- Borji-ye Kheyl Location within Iran
- Coordinates: 36°36′35″N 52°45′57″E﻿ / ﻿36.60972°N 52.76583°E
- Country: Iran
- Province: Mazandaran
- County: Simorgh
- District: Central
- Rural District: Dasht-e Kenar

Population (2016)
- • Total: 391
- Time zone: UTC+3:30 (IRST)

= Borji-ye Kheyl =

Village in Mazandaran province, Iran

Borji-ye Kheyl (برجي خيل) (Note: Also romanized as Borjī-ye Kheyl; also known as Borj-e Kheyl) is a village in Dasht-e Kenar Rural District of the Central District in Simorgh County, Mazandaran province, Iran.

==Demographics==
===Population===
At the time of the 2006 National Census, the village's population was 350 in 85 households, when it was in Kiakola Rural District of the former Kiakola District in Qaem Shahr County. The following census in 2011 counted 361 people in 102 households.

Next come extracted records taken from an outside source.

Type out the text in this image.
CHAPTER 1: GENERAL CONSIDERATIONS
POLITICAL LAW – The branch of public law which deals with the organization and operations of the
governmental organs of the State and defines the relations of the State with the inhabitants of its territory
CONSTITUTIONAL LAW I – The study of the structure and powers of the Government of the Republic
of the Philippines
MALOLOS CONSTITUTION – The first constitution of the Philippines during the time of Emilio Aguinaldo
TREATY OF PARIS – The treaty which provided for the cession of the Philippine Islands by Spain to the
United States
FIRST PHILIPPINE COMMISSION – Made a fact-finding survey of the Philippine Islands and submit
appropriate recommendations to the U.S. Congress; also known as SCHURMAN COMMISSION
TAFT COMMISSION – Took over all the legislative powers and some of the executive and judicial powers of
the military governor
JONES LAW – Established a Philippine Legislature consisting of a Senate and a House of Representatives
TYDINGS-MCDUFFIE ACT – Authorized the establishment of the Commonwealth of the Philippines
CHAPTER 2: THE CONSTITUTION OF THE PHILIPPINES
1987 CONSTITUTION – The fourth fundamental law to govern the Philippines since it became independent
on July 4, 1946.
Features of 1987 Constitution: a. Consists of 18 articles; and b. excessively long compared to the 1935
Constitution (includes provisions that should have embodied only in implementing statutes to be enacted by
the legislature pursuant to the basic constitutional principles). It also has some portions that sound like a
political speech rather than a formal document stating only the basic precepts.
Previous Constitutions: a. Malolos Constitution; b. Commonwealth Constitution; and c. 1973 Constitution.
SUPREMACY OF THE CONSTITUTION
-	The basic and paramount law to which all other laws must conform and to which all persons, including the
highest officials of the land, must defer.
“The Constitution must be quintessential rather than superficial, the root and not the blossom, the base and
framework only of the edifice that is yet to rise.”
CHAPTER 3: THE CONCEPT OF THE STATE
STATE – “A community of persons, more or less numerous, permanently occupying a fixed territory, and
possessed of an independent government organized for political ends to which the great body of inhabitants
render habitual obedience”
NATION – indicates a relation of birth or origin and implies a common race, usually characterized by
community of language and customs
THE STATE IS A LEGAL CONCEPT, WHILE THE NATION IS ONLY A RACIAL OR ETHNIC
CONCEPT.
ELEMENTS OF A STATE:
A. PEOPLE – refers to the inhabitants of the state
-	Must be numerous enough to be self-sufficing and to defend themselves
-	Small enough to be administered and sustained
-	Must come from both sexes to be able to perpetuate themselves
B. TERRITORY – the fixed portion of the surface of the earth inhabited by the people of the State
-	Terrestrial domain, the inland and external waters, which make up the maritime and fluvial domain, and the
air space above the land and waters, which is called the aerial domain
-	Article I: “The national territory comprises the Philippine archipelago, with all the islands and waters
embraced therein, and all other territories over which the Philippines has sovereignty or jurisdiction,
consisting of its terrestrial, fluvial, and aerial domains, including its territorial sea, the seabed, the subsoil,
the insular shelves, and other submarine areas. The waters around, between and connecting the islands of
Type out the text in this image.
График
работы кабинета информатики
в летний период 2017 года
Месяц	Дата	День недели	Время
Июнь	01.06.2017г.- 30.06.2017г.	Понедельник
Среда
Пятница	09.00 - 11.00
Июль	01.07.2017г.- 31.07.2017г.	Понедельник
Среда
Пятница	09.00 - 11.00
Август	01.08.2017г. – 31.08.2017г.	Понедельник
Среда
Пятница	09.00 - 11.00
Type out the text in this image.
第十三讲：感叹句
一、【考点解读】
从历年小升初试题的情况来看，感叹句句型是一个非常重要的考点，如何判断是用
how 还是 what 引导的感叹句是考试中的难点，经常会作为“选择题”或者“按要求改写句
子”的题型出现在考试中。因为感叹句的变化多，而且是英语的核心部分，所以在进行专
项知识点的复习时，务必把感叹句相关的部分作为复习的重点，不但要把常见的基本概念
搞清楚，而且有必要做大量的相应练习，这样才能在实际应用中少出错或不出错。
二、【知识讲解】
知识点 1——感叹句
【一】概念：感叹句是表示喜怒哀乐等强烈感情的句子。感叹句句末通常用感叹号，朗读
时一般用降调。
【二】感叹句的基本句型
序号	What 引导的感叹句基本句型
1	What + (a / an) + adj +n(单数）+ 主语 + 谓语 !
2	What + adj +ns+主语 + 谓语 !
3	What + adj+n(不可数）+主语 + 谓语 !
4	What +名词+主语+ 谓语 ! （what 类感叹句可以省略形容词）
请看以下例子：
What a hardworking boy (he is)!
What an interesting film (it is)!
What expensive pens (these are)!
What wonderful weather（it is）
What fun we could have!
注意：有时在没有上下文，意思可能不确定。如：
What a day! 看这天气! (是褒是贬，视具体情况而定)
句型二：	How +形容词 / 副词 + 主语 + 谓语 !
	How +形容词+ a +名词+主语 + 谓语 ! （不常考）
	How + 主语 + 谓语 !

The 2016 census measured the population of the village as 391 people in 137 households, by which time the district had been separated from the county in the establishment of Simorgh County. The rural district was transferred to the new Central District, and the village was transferred to Dasht-e Kenar Rural District created in the same district.